Vanessa with Dr. Kevin Smith, Dr. Suniya Luthar and Genevieve Eason

Vanessa Elias with Genevieve Eason, Dr. Kevin Smith and Dr. Michael Hynes

Vanessa with Genevieve Eason, Dr. Kevin Smith and Dr. Michael Hynes


My Story - How did I get here?

When I was pregnant with my first child, I was pretty confident about being a parent. I had always enjoyed children, had tons of experience babysitting, and was even a nanny one summer. Countless parents would tell me what a great mom I would be someday and how incredible I was with kids.


Then my first daughter was born. Her temperament was “tricky” and sensitive from birth. As a new mom, I was vulnerable to the judgement of family and friends and from the get-go, felt like it was my fault that she wanted to be held all the time, wouldn’t stay in a stroller on a walk like all the other babies in my new mom’s group, or just generally needed things differently than other kids.


When she was five and was still having tantrums, but her two year old sister wasn’t, I knew I couldn’t be solely blamed and we first sought out professional help.


As the years went on, things would be better and we would be hopeful, then suddenly worse, then at some point better again. I could never pinpoint what was working or what wasn’t — it seemed to randomly come and go. Through that time I read countless books on parenting, became more structured and when that didn’t work, less structured, tried stickers charts, reward plans and consequences — and none made a lasting difference and in fact often made things worse.


Her behaviour was affecting the entire family and we often felt like prisoners to her needs. When she was just 11, her behaviour became more extreme and looking back that is when her OCD (obsessive compulsive disorder) really took a front seat, a driver’s seat in her life and as a result, our entire family’s lives.


For me, I felt alone and desperate. I was in tremendous pain because I didn’t know how to help my daughter. For the longest time, it was a secret. My daughter was well liked and loved and no one saw the other side. How could anyone understand what is happening in what I would call “our circle of terror?” And how embarrassing — I felt like a failure as a mom.

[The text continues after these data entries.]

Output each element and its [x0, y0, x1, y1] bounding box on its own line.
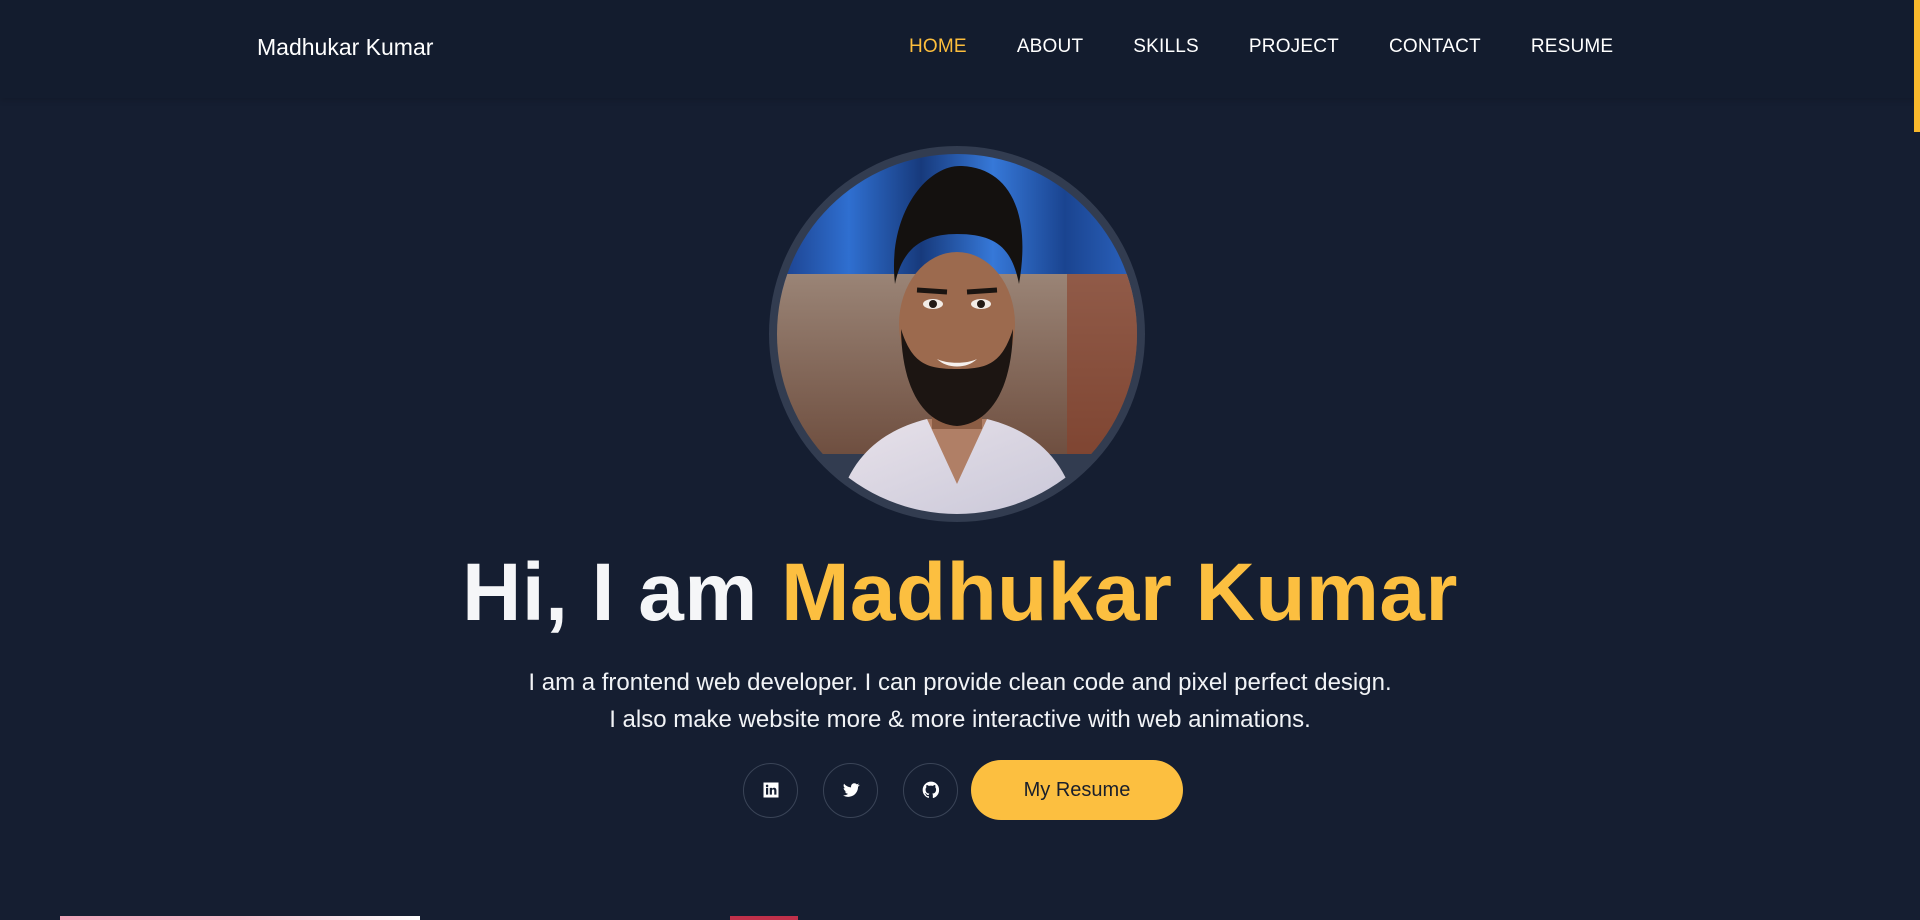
github-icon: [922, 781, 939, 799]
scroll-progress-indicator: [1914, 0, 1920, 132]
hero-heading: Hi, I am Madhukar Kumar: [0, 546, 1920, 640]
profile-photo-frame: [769, 146, 1145, 522]
hero-name: Madhukar Kumar: [781, 547, 1458, 638]
profile-photo: [777, 154, 1137, 514]
hero-description: I am a frontend web developer. I can pro…: [0, 664, 1920, 738]
hero-actions: My Resume: [743, 760, 1183, 820]
my-resume-button[interactable]: My Resume: [971, 760, 1183, 820]
nav-link-project[interactable]: PROJECT: [1249, 36, 1339, 58]
github-link[interactable]: [903, 762, 958, 818]
hero-description-line-2: I also make website more & more interact…: [609, 706, 1311, 733]
linkedin-icon: [763, 782, 778, 798]
nav-link-resume[interactable]: RESUME: [1531, 36, 1614, 58]
twitter-link[interactable]: [823, 762, 878, 818]
nav-link-contact[interactable]: CONTACT: [1389, 36, 1481, 58]
nav-links: HOME ABOUT SKILLS PROJECT CONTACT RESUME: [909, 36, 1613, 58]
nav-link-skills[interactable]: SKILLS: [1133, 36, 1199, 58]
twitter-icon: [842, 783, 860, 797]
navbar: Madhukar Kumar HOME ABOUT SKILLS PROJECT…: [0, 0, 1920, 98]
hero-description-line-1: I am a frontend web developer. I can pro…: [528, 669, 1392, 696]
linkedin-link[interactable]: [743, 762, 798, 818]
next-section-preview-strip: [730, 916, 798, 920]
nav-link-home[interactable]: HOME: [909, 36, 967, 58]
brand-logo[interactable]: Madhukar Kumar: [257, 34, 433, 61]
profile-photo-illustration: [777, 154, 1137, 514]
page: Madhukar Kumar HOME ABOUT SKILLS PROJECT…: [0, 0, 1920, 920]
next-section-preview-strip: [60, 916, 420, 920]
nav-link-about[interactable]: ABOUT: [1017, 36, 1083, 58]
hero-greeting: Hi, I am: [462, 547, 758, 638]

When I tried talking to friends or family about what was happening in our home, I would get shocked stares and feel shunned or responses like, “I wouldn’t tolerate that in MY home.” We tried countless therapists, received different diagnoses, and I worked hard every day to get her help.


When my oldest was in middle school, she became so upset about homework that I became worried about her safety. I doubled down on my determination to figure out how to help my daughter and threw myself into educating myself about kids' mental health, took parenting classes specific to her needs over an hour away, and just when I thought things would be ok, she got worse and so did our family life. By the time she was a junior in high school, we had exhausted our resources, feared the worst. We had her taken to wilderness therapy in Utah for three months, followed by a year of a residential treatment center/therapeutic boarding school in North Carolina. As you can imagine, it was hell for us all.

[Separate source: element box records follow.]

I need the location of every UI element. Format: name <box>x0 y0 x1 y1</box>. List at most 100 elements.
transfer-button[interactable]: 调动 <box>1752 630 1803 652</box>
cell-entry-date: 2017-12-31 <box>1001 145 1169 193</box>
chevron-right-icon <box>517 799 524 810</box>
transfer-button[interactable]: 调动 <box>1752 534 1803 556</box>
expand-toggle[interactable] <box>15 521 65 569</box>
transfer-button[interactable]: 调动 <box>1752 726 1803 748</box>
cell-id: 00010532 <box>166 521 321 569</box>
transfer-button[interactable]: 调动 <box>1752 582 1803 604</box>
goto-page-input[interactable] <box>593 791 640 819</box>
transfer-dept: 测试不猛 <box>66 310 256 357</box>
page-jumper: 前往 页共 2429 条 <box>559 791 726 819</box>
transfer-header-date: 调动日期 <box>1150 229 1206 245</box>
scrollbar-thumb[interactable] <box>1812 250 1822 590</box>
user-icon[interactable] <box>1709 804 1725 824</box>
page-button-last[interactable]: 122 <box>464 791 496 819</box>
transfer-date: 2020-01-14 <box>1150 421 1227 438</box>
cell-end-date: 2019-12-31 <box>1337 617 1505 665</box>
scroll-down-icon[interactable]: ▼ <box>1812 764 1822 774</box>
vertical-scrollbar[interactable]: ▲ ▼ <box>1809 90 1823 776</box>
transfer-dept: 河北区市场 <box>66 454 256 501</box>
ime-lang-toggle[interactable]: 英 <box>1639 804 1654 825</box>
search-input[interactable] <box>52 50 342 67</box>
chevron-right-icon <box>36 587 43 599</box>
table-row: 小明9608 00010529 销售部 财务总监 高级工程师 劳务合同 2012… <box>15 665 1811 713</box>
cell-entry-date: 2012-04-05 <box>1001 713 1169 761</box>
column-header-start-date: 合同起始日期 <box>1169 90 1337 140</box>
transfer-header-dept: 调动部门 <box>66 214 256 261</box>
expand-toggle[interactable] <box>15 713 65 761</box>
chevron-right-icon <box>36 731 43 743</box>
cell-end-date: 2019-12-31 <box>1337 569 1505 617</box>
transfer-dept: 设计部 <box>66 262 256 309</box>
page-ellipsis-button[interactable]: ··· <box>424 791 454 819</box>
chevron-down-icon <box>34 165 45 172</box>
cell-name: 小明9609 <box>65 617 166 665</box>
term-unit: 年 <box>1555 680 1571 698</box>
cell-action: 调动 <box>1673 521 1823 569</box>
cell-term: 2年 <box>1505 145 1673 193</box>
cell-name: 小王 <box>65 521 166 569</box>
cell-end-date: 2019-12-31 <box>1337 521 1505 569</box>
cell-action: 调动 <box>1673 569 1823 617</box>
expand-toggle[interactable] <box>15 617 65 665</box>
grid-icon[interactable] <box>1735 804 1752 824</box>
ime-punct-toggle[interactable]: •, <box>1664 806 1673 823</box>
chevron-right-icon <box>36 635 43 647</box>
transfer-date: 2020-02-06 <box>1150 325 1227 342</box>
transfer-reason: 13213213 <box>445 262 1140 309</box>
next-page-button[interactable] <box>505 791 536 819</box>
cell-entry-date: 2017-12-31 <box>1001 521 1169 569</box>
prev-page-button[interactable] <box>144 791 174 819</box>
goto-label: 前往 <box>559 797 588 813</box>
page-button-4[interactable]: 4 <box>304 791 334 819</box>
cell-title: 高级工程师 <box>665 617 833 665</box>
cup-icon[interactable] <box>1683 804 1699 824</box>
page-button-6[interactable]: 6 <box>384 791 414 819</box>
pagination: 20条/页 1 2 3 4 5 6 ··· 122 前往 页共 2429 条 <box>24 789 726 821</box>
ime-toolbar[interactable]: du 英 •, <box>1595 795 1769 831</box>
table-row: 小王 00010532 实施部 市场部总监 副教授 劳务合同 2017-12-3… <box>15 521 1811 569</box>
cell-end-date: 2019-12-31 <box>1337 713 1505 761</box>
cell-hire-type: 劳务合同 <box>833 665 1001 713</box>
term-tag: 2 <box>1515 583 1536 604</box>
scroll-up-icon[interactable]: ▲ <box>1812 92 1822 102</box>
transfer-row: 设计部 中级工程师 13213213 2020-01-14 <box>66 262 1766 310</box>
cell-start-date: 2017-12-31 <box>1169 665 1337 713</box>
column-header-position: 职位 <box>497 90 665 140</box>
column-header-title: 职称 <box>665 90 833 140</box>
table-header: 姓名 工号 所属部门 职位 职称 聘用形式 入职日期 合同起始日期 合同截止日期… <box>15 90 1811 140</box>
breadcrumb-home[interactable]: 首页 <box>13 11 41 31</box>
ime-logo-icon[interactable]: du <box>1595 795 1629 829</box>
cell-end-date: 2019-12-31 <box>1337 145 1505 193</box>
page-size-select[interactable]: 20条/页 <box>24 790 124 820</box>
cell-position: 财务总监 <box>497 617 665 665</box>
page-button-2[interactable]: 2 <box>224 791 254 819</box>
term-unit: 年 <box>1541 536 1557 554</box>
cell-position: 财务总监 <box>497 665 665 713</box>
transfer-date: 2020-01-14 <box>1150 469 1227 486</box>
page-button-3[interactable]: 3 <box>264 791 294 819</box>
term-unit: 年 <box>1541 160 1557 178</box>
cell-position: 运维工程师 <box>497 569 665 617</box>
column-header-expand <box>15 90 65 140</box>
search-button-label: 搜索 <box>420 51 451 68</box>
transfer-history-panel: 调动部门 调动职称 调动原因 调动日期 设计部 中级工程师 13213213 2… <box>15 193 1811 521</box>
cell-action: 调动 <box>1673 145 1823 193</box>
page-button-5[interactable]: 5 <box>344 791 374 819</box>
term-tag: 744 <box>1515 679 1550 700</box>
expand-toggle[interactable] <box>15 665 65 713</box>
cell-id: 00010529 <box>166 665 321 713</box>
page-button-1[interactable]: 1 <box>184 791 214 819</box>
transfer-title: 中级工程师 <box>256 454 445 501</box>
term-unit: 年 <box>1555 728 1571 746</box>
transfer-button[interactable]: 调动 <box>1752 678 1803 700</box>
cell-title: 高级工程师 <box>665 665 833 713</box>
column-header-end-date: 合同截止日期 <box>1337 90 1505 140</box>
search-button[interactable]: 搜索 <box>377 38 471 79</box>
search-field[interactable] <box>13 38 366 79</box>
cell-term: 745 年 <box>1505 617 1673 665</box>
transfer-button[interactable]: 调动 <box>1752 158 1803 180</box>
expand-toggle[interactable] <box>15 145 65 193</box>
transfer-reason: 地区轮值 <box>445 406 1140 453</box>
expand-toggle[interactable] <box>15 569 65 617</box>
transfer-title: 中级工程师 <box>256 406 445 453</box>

I am forever grateful for making those hard choices. This is when the deep work and real healing began for our entire family and I have learned so much. It also gave me strength to know that my experience would help someone else on their journey. I’m so very grateful for the hell that we have been through, because it got us where we are today. A beloved and beautiful place.

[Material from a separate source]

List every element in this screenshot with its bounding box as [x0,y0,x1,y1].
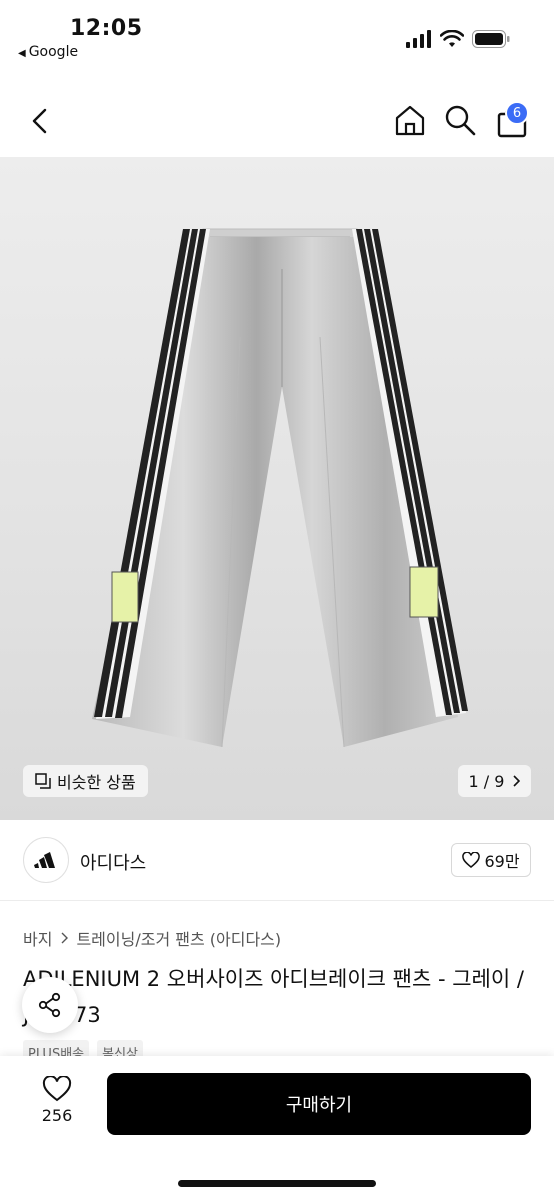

Am I a perfect parent? No — and impossible. Are we a perfect family? No — and impossible. We are all doing the best we can with the skills and tools we have. We are humans and we make mistakes — and we learn with each one.  What matters more than the actual mistake is how we learn and grow from them. We are a strong, connected family with meaningful relationships and I wouldn’t change a thing.


Every parenting and family journey has its own path, but unlike me you can have a guide. You won’t be lost in the dark woods. You will have someone that knows where the cliffs are, which trails are deadends, and most importantly, where the light is through the trees. Our children are incredible teachers and can take us on a life changing journey we never wished for, but for which we are forever grateful.